Escucha metales. Tuve la buena suerte, la de siempre,
un día de quedarme tranquilo aquí abajo esperando

a que pasara, pero no. Se paró casi encima de mí.
Y pasa que pasa el dichoso disco. Trikitrikitrikitriki.

La aguja del monitor parecía una sardina acechada.
Y fue entonces que se agachó y empezó a escarbar,

y me encuentra. Sólo me dió una vuelta y me lanzó a un lado.
Caí, como siempre, al revés. Y pude verlo, al revés,

sacando un anillo de la arena donde yo estaba.
Qué contento se puso, pero le duró poco. Miró bien

el anillo y no era nada. Lo volvió a tirar en la arena.
Siguió por todo lo largo de la playa, como sesgando trigo.

 

NON-CONFORMIST

for Cristina Rebull

Every time that man comes with that machine
I hide in the sand. In truth, he isn't dangerous.

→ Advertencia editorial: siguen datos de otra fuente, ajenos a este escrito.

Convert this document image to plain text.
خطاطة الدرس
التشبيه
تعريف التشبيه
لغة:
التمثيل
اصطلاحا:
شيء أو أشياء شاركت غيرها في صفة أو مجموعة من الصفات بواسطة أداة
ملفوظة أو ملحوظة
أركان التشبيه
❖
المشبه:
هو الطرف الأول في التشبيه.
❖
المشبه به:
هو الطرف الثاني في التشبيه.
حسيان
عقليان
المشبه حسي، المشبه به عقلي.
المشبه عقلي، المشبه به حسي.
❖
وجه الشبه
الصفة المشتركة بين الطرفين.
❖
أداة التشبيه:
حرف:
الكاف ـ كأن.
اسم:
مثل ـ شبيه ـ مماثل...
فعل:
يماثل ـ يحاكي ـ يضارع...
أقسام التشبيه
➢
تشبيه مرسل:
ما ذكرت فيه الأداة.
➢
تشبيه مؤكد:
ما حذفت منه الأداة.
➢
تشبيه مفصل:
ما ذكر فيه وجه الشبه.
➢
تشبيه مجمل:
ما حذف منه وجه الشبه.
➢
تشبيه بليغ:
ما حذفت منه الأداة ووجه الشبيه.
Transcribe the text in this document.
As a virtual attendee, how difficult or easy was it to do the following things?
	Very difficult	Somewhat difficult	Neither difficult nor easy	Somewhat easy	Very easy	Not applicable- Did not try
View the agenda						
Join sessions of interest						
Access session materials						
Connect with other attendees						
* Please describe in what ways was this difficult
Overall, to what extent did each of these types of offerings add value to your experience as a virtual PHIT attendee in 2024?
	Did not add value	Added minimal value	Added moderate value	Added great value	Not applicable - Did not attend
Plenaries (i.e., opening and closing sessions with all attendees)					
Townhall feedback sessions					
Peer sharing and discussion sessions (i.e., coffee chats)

But I am perturbed by the long rod that ends
on a metal disk and those earpieces.

He listens to metals. One day I had the good luck,
as usual, of keeping still beneath the sand, waiting

for him to pass. But no. He stopped directly over me.
Relentlessly passing the accursed disk. Trikitrikitrikitriki.

The monitor needle jumped like a hunted sardine.
Suddenly he bent over and began to dig, and he finds me.

He gave me one turn and threw me aside. As always, I fell
on my back. And I could see him upside down,

taking a ring out of the sand where I was hiding.
He was so happy, but it didn't last. Looked at it carefully

and it turned out to be nothing. Threw it back into the sand
and kept walking the length the beach, as if mowing wheat.

 

TORMENTA ANUNCIADA

Acaso no estoy carapachado contra toda
contingencia? Tomen su tilo, su poesía relajante.

Si viene el huracán, a nadar, y a encontrarse
despues en otra playa, la cual, sin duda

será algo así como ésta. Desierto entre dos vidas.
Yo soy vida también, pero tiendo a descontarme

porque, seamos sinceros, me dejo deslumbrar
por el dale que dale del mar, y el me importa poco

de la tierra. La arena es mía por otra condición,
salta y cae, viene de uno y se parece al otro.

Y que será de ella cuando pase el huracán?
Lo que sea. Habrá otro sitio, será mío, donde me pongan.

 

STORM WARNING

Am I not shelled against all contingencies?
Drink your calm tea, your poetry at rest.

If the hurricane comes, I'll swim and find myself
later on another beach which, no doubt, will be just

like this one. Desert between two lives. I too am life,
but I tend to lose myself because--let's be honest

about this--I allow myself to be seduced by the blow by blow
of the sea and the couldn't care less of the land.

Sand is mine by another condition. It leaps and falls,
comes from one world but resembles the other. And what will become

of her when the hurricane passes? There will be
another place, mine too, wherever it is they finally put me.